PACE’s spend tracker separates all three token types and applies the correct pricing to each. The per-run summary() output shows cache columns when cache tokens are present:
[PACE] API usage this run: claude-sonnet-4-6: 8,120 in + 31,200 out + 112,500 cache_read + 14,200 cache_create = $0.6401 Run total: $0.6401 Cache savings this run: $0.3038 vs uncachedThe cache_savings_usd figure is the difference between what those tokens would have cost at full input price versus the actual cache-read price — a concrete measure of what caching is saving per run.
Streaming — real-time output
Both complete() and chat() use the Anthropic streaming API (messages.stream()). Tokens are printed to stdout as they are generated rather than after the entire response is assembled.

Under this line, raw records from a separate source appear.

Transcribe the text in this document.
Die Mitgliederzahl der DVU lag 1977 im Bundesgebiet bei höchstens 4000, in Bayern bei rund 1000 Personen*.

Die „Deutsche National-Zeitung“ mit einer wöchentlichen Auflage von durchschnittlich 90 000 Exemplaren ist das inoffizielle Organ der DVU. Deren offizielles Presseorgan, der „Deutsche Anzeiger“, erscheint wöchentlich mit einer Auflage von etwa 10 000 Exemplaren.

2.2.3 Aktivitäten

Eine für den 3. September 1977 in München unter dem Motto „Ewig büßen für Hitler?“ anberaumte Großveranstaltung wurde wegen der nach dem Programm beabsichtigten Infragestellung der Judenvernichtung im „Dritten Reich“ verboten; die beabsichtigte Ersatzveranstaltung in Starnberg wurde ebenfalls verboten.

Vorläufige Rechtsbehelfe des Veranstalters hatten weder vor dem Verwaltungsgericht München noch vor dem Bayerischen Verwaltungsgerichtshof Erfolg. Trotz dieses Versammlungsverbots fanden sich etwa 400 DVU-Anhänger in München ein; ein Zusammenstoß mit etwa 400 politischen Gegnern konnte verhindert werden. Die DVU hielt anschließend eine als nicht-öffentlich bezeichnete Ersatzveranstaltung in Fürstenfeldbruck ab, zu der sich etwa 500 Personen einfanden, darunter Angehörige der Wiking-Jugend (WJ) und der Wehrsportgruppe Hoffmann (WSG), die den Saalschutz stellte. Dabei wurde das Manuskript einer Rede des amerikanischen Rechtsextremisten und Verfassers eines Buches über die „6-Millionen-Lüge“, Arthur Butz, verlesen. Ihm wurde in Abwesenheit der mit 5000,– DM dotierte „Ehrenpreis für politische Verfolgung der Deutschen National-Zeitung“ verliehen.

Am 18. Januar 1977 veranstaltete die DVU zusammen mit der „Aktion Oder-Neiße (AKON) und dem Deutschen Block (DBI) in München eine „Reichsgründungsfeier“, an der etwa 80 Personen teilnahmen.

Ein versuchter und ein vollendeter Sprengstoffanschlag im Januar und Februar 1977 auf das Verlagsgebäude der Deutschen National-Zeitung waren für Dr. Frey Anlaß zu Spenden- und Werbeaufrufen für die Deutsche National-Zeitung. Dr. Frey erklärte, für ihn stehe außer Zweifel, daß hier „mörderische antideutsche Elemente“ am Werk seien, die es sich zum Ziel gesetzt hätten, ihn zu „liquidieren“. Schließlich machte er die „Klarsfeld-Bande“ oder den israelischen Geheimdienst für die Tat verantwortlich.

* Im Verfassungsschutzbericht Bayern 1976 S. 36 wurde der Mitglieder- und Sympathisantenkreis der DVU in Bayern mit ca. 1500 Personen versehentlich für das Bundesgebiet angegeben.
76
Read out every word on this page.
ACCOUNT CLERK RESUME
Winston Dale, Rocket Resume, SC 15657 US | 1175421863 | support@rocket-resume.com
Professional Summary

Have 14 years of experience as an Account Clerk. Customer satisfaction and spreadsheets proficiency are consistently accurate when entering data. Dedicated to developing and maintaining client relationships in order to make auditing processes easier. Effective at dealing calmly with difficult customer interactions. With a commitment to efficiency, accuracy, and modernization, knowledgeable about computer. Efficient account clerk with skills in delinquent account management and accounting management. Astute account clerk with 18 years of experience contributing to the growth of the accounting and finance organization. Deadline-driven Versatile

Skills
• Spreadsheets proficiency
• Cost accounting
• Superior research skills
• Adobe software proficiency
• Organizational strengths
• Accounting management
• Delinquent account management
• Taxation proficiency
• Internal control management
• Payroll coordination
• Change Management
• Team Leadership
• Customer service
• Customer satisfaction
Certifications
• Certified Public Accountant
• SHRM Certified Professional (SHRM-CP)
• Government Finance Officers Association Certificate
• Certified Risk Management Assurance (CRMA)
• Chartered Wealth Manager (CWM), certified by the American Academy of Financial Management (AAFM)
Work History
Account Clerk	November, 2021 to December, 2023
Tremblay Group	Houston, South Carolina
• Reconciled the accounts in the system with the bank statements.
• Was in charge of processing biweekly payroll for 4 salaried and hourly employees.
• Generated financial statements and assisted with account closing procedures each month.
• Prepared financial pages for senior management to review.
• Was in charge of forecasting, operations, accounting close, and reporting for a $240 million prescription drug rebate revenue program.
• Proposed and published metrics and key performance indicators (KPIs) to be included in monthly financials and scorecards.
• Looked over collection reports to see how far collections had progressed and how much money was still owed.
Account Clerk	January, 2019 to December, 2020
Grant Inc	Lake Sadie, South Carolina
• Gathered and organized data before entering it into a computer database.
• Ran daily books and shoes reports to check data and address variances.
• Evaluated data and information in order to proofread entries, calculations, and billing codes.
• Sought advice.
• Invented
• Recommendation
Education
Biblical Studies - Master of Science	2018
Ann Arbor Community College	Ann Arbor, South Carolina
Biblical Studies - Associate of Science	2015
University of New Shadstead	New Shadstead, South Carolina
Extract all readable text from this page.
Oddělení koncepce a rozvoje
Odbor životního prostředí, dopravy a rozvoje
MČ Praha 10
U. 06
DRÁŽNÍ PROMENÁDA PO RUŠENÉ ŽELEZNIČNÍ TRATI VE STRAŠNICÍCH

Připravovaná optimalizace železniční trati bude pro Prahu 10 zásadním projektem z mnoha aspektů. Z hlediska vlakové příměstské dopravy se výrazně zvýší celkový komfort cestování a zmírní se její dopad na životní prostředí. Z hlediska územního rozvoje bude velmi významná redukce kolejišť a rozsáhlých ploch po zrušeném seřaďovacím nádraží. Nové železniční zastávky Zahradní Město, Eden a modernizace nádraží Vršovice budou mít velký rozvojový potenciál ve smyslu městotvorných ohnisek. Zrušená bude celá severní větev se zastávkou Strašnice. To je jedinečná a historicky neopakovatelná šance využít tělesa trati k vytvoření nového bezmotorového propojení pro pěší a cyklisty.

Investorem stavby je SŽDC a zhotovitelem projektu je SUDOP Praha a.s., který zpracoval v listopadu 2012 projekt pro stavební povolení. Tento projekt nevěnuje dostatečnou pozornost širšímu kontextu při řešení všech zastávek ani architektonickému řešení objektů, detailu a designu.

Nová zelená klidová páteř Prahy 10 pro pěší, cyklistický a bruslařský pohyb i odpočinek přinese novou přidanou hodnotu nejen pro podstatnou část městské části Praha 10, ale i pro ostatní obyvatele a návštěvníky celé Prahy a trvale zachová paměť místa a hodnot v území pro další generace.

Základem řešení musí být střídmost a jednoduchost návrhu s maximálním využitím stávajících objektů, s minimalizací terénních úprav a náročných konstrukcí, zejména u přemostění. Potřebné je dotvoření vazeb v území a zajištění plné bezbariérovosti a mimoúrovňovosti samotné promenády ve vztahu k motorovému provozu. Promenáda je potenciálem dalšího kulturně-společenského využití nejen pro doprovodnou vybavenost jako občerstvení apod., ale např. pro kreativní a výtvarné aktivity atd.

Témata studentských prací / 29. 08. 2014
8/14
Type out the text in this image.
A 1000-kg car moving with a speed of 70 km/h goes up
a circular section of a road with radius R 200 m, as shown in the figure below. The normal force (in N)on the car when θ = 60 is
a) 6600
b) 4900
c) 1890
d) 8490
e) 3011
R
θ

Cost impact: zero. Token count and billing are identical to non-streaming calls. The value is operational:
- Local runs: FORGE output (code, tool calls, reasoning) is visible immediately — no 30–90 second silent wait
- CI logs: GitHub Actions, GitLab, and Jenkins all show streaming stdout in real time, making it easy to spot a stuck iteration before it burns through the remaining budget
- Early error detection: a hallucinated file path or wrong tool call is visible after the first few tokens, not after the full iteration completes
FORGE context management
While PACE’s stateless architecture eliminates session-level context accumulation, FORGE itself runs a multi-turn tool-use loop within a single story. Without management, that per-story context grows monotonically — stale file reads, repeated test outputs, and write echoes compound across iterations. From v3.1.0, PACE applies four progressive stages to bound this growth.
The three growth drivers
A representative mid-sprint trace showed ~69,000 tokens in FORGE’s history at implementation start, of which ~90% was noise:
| Driver | Tokens | Share |
|---|---|---|
| Stale file reads (files already rewritten) | ~31,000 | 45% |
Repeated run_bash outputs (same command, multiple runs) | ~16,000 | 23% |
write_file echo (full file content in tool result) | ~15,000 | 22% |
| Signal content (acceptance criteria, live results) | ~7,000 | 10% |
Savings by stage
| Stage | Mechanism | Tokens saved | Cumulative reduction |
|---|---|---|---|
| 1 | Eviction + dedup + suppression (always on) | ~47,000 | ~68% |
| 2 | Haiku compression after RED phase (compression_model) | ~20,000 | ~97% |
| 3 | Pre-seeded file hints (file_hints_enabled) | reduces exploration phase | fewer tokens before GREEN |
| 4 | Forked subcontext (fork_enabled, Phase A) | ~30,000 (implementation phase) | fresh implementation baseline |
Stage 1 requires no configuration. Stages 2–4 are opt-in via forge: keys in pace.config.yaml.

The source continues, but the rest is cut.